Muskrat Falls Inquiry Commissioner Richard LeBlanc.
Muskrat Falls Inquiry Commissioner Richard LeBlanc. - David Maher

Richard LeBlanc opts for disclosure, amid Crown corporation’s concerns about releasing commercially sensitive information

Muskrat Falls Inquiry Commissioner Richard LeBlanc has issued a rebuke of Nalcor Energy’s claim of commercial sensitivity as a way to prevent information from going public.

In advance of a Grant Thornton audit that delves into the question of cost overruns once the Muskrat Falls project was sanctioned, Nalcor Energy submitted to the inquiry that certain aspects of the report be redacted in the interest of commercial sensitivity.

“I’m sure not everybody’s happy with this, and I can appreciate that. I’ve given this a great deal of thought over the last week or so,” LeBlanc told the inquiry on Tuesday.

In its original submission, Nalcor outlined three categories discussed in the report that it considers to be commercially sensitive: any forecasted costs for individual work packages before a contract award; the evaluation of bids, tenders and proposals; and any matter related to the main contract awarded to Astaldi Canada.

“I’m sure not everybody’s happy with this, and I can appreciate that. I’ve given this a great deal of thought over the last week or so." — Richard LeBlanc, Muskrat Falls Inquiry Commissioner

Perhaps the most sensitive issue is related to the Astaldi contract, as Astaldi and Nalcor Energy are currently embroiled in a lawsuit, in which Astaldi is claiming $500 million in damages.

Nalcor lawyer Dan Simmons raised concerns over disclosure of any matters relevant to the on-going litigation. Simmons said Nalcor was concerned that Astaldi could learn information from inquiry disclosure that could give the company an upper hand in the courts.

LeBlanc ruled against Nalcor in two of the three points raised in its submission.

On the matter of disclosing forecasted cost, LeBlanc agreed, to a point. LeBlanc says the inquiry will provide aggregate numbers of the value of existing contracts that are not yet completed.

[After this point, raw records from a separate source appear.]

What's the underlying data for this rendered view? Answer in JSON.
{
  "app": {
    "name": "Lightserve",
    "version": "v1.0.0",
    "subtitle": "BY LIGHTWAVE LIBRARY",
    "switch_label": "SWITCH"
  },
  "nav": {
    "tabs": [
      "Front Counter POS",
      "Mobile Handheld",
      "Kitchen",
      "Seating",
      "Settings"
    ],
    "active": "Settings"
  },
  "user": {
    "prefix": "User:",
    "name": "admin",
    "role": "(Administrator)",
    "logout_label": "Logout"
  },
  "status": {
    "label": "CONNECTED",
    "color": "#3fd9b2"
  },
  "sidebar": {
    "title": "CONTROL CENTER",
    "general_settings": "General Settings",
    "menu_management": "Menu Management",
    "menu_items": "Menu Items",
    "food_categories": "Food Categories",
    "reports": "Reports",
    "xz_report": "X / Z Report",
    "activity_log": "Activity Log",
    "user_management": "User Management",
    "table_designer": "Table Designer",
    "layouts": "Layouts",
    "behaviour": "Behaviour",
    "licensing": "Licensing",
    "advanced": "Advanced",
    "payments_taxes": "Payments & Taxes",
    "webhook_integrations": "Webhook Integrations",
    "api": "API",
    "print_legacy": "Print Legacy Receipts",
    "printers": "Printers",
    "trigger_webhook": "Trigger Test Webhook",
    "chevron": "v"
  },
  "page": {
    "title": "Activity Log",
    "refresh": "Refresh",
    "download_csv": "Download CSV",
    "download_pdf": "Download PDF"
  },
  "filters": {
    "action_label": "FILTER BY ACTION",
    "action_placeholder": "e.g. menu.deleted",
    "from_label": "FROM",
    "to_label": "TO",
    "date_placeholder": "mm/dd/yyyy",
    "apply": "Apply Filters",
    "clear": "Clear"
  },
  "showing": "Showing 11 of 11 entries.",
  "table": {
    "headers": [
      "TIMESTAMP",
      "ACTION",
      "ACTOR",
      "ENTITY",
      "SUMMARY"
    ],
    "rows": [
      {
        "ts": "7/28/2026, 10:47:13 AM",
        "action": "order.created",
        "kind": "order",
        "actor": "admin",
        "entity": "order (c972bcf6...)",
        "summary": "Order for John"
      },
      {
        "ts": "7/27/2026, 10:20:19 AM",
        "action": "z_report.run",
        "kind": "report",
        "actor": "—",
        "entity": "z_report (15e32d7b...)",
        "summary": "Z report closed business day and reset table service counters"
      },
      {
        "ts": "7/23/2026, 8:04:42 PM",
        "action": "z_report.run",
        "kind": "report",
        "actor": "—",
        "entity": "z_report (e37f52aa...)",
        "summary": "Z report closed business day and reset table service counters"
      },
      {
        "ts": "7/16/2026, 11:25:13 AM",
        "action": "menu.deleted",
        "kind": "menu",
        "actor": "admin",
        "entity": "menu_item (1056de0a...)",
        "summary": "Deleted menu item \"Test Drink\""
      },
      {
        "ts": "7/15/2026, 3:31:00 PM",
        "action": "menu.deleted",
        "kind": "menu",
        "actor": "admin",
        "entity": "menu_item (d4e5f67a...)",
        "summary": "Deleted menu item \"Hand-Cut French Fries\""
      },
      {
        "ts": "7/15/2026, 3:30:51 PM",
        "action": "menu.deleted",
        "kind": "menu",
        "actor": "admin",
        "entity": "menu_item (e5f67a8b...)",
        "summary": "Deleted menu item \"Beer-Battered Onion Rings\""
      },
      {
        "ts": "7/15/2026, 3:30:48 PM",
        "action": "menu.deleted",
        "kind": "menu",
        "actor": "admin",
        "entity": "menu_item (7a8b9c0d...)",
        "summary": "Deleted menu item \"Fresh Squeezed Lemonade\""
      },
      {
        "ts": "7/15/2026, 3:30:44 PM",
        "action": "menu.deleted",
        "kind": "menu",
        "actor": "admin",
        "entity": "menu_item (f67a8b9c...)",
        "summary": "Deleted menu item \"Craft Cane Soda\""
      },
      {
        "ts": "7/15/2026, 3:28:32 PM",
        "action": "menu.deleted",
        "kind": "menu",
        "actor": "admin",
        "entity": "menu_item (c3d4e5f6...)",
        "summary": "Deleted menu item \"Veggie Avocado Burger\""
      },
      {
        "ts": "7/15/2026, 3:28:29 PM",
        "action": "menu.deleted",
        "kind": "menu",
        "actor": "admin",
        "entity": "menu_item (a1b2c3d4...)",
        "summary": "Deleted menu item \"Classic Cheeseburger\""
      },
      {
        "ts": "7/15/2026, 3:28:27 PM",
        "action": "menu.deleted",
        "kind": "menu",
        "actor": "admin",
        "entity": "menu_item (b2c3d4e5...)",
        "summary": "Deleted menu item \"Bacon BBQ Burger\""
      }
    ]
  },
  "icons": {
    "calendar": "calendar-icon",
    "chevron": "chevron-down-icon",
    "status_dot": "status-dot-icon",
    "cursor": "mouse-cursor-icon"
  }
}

For example, a table in the Grant Thornton report – which will be released ahead of the start of Phase 2 of the Inquiry – lists seven contracts that have gone over budget throughout the project. Instead of listing the exact value of the contracts and the amount each has gone over budget, an approximation will be used to give an idea of just how much more money was spent, without specifically disclosing commercial information.

Another factor at the heart of the discussion was the full Decision Gate 3 cost estimate for the project. LeBlanc ruled that all the cost estimates of the project’s pre-sanctioning will be publicly released.

LeBlanc also gave a blanket ruling that all information relating to the Astaldi contract will be publicly disclosed.

Nalcor had asked for the inquiry to essentially follow the lead of the courts: whatever was revealed in court could be revealed by the inquiry.

In his ruling, LeBlanc says he doesn’t see how it matters where information is made public in relation to that contract.

“Whether or not the disclosure occurs here first or there first, in my mind, does not cause me to conclude that there would be additional harm or financial harm to Nalcor Energy,” said LeBlanc.

“The risk of harm already exists by virtue of the events that have taken place.”

Consumer Advocate Dennis Browne says LeBlanc made a reasonable decision, balancing the needs of the public with the legitimate concerns about commercially sensitive information.

Dennis Browne
Dennis Browne

“The commissioner is ensuring public accountability for Nalcor and further ensuring that Nalcor cannot use the blanket of commercial sensitivity to stop the commission from doing its work,” Browne said.

LeBlanc’s ruling goes against how Nalcor tends to handle releasing information, Browne says.

“This became Nalcor’s view of the world: that nothing had to be disclosed. We saw some hints of that today in their application, in terms of trying to get some blanket immunity from disclosure by alleging commercial sensitivity,” he said.

“The judge certainly has shut down that concept of blanket immunity, under the guise of commercial sensitivity. We have gotten a long way from Bill 29 and the remnants of that, but still within Nalcor there is a culture of preferring not to disclose rather than to disclose.”

When it comes to what exactly is commercially sensitive information, LeBlanc says he was not provided any clear definition of the term to go by.

“When I started looking at commercial sensitivity, there was no ability on my part to find one kind of definition by consensus as to what is commercially sensitive information,” said LeBlanc.

“It’s generally understood to be information that has economic value or could cause economic harm.”

All information – including commercially sensitive information – will be available and reviewed by the inquiry. The matter on Tuesday dealt with what would be publicly disclosed by the inquiry.

The Muskrat Falls Inquiry will begin Phase 2 of its hearings on Feb. 17 in Happy Valley-Goose Bay.